Patrick Grady said the move would grate with millions of people for whom Brexit is no cause for celebration, and said it contradicted the Prime Minister’s calls for conciliatory measures.

Conservative former minister Mark Francois has led efforts within Parliament for Big Ben to bong at 11pm on January 31 to mark the European withdrawal.

He has tabled an early day motion (EDM), which has attracted 55 signatures, and proposed an amendment to the European Union (Withdrawal Agreement) Bill although it was not selected for debate.

Speaker Sir Lindsay Hoyle, who chairs the House of Commons Commission, has previously suggested he would not personally block such a request if the House wishes it to happen.

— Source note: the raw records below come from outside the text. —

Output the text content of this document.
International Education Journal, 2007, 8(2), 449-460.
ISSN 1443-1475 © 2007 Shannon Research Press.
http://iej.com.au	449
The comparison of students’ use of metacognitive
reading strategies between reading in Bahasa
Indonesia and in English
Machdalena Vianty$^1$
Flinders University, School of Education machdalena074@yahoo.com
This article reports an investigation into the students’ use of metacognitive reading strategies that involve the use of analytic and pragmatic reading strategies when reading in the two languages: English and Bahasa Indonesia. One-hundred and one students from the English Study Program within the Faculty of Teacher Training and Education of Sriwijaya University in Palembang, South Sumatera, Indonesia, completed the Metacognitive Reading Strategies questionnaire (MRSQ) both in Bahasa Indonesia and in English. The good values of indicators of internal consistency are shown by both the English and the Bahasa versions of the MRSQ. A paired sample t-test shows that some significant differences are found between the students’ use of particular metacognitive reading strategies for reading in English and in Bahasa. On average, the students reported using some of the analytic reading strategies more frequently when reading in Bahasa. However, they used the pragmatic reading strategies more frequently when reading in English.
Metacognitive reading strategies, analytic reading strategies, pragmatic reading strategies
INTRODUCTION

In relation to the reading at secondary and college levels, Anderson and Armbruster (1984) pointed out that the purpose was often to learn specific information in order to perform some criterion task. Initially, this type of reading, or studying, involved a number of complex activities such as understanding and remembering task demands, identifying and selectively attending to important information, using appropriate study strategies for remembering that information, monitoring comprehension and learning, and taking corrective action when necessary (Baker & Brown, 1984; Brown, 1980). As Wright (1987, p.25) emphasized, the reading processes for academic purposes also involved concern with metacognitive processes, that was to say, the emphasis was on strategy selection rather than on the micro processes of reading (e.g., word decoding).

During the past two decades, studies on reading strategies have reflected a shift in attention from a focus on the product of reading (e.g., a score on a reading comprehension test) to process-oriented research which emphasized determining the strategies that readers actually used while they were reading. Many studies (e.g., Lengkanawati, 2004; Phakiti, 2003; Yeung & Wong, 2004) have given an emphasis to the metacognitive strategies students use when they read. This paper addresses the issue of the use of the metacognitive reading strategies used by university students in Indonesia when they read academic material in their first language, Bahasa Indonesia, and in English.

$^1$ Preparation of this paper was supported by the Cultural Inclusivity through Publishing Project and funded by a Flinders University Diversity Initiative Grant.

Grady commented: "For many people across the UK, leaving the EU on January 31 will not be a cause for celebration.

"The bombast and triumphalism of the hard Brexiteers who want to hear Big Ben chime to mark that moment is hardly in keeping with the PM's desire to bring the country together."

A request for Big Ben to chime has yet to be made by the Government, MPs have been told.

Conservative Sir Paul Beresford said no approach has been received from ministers by the House of Commons Commission.

Beresford, answering a written parliamentary question on behalf of the commission, said: "The House of Commons Commission has not received a request from the Government to arrange for Big Ben to chime to mark the UK's departure from the EU."

He added the commission is "aware" of the EDM and "further aware" of the amendment which was tabled.

Beresford added: "In May 2018, the commission agreed that, during the Elizabeth Tower refurbishment project, Big Ben should sound only for Remembrance Sunday, Armistice Day and over the New Year."

Grady, who asked the written question, added: "It now seems that despite the ERG's (European Research Group) best efforts, the Government has not approached parliamentary authorities about the use of Big Ben and the Commons commission is clear that it was not one of the few causes envisioned that would allow for chimes during the repair period.

"Stopping the expensive restoration work to chime the bells will add to the cost of the overall programme – and many who would hear the bells might not hear celebrations, but be asking for whom the bell tolls."

Big Ben's bongs were temporarily silenced in 2017 for the safety of workers involved in a four-year restoration scheme of the Elizabeth Tower.